Several specific behavioral techniques, as well as alternative treatments, have been investigated; however, these methods are incompletely studied or of limited efficacy.14 Some individuals benefit from local injections of botulinum toxin, but this strategy can be applied to only a very limited distribution of tics. For medically refractory individuals, there is no satisfactory alternative for controlling symptoms. It is in these cases that consideration is given to palliative surgical therapy.
Surgical Treatment of Tourette’s Syndrome
A variety of neurosurgical lesioning procedures have been used in an effort to palliate the symptoms of severe, medically refractory TS. Many deep brain targets have been explored, such as the frontal lobes, the cingulate gyrus, the anterior limb of the internal capsule, the limbic system, and the subthalamic zona incerta (reviewed by Temel and Visser-Vandewalle15). Some success has been achieved in amelioration of the psychiatric aspects of TS when present, especially those involving manifestations of OCD. In contrast, control of motor and sonic tics has been more variable and less significant. Risk for adverse effects related to these lesioning procedures has been high.
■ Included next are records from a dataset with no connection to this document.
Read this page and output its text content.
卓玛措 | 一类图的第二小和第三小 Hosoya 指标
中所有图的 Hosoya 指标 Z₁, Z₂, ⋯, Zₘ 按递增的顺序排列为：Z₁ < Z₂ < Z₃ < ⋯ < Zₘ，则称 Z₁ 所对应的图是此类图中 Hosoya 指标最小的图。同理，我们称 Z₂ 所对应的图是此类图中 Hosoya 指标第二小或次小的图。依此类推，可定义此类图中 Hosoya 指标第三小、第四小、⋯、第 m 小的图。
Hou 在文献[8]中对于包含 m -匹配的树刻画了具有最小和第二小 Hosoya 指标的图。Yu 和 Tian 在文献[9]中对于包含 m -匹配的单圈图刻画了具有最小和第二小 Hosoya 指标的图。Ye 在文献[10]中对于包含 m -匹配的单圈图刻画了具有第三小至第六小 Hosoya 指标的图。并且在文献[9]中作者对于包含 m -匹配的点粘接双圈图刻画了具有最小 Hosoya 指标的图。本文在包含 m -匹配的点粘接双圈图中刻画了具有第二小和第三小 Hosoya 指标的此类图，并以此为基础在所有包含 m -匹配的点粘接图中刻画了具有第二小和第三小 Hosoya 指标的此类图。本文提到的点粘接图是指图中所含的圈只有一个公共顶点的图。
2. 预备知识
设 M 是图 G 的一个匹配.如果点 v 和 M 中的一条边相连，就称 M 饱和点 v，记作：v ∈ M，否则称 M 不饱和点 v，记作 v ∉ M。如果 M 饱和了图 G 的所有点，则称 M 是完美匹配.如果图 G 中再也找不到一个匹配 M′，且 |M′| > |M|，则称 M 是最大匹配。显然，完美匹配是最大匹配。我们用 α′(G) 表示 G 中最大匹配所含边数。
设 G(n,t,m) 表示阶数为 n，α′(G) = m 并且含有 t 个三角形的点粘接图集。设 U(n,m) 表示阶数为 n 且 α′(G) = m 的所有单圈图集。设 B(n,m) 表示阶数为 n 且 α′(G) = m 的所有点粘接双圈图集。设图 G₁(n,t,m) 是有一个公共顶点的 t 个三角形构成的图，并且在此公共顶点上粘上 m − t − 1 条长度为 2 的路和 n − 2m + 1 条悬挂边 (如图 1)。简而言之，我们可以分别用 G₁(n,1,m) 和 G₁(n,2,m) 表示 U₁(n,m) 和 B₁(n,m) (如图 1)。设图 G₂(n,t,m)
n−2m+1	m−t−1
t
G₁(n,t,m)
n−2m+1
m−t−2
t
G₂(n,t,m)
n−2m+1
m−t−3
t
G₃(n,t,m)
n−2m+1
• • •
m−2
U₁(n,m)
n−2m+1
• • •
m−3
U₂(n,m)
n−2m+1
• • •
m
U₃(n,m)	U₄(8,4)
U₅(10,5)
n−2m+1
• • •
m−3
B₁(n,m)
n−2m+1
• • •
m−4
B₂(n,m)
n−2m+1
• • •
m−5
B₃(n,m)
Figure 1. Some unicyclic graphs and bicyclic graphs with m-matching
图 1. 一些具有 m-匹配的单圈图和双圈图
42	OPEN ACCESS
Other surgeons have stereotactically targeted the thalamus and basal ganglia for therapeutic lesioning, with more beneficial results. Cooper reported on 6 patients with severe motor tics who received significant benefit from staged bilateral ventrolateral (VL) thalamotomies.16 Hassler and Dieckmann reported on 15 patients who achieved excellent, durable clinical results after undergoing bilateral thermocoagulation of the rostral intralaminar nuclei and medial thalamic nuclei.17 de Divitiis and coauthors described 3 patients who underwent unilateral right-sided radiofrequency lesioning of the dorsal medial and intralaminar nuclei; 2 achieved complete remission and 1 had a minimal reduction in tics.18 Korzen and associates reported on 1 patient who experienced an excellent, sustained benefit after bilateral VL thalamotomy.19
Deep Brain Stimulation for Tourette’s Syndrome
Limited data are available regarding the efficacy of DBS in patients with TS. A case series of three patients was reported in which the ventral thalamus was targeted bilaterally.20 The first of these patients had been reported previously by Vandewalle and coworkers.21 These authors carefully considered the existing lesion-based reports and determined that the targets of Hassler and Dieckmann were most likely to result in a reduction in the occurrence of tics, and they targeted this thalamic region bilaterally. They reported a reduction in tic frequency of 70% to 90% with the stimulator on as compared with the stimulator-off state.
At University Hospitals Case Medical Center, after appropriate informed consent had been obtained, we performed a sentinel DBS implantation in 2004 that targeted the thalamic regions reported by Hassler and Dieckmann17 and Visser-Vandewalle and colleagues20 in a 30-year-old individual who had TS since before the age of 5 years. Tic frequency and severity were reduced dramatically, as measured by a video scoring procedure.22 That individual continues to enjoy minimal symptoms from tics several years after initial activation of his stimulators.
Clinical Trials of Deep Brain Stimulation for Tourette’s Syndrome
Based on the information available in 2005, our group conducted a pilot trial of thalamic DBS in five individuals.23 Thus far, no other randomized, sham-controlled, double-blinded, prospective clinical trials of DBS for TS have been conducted.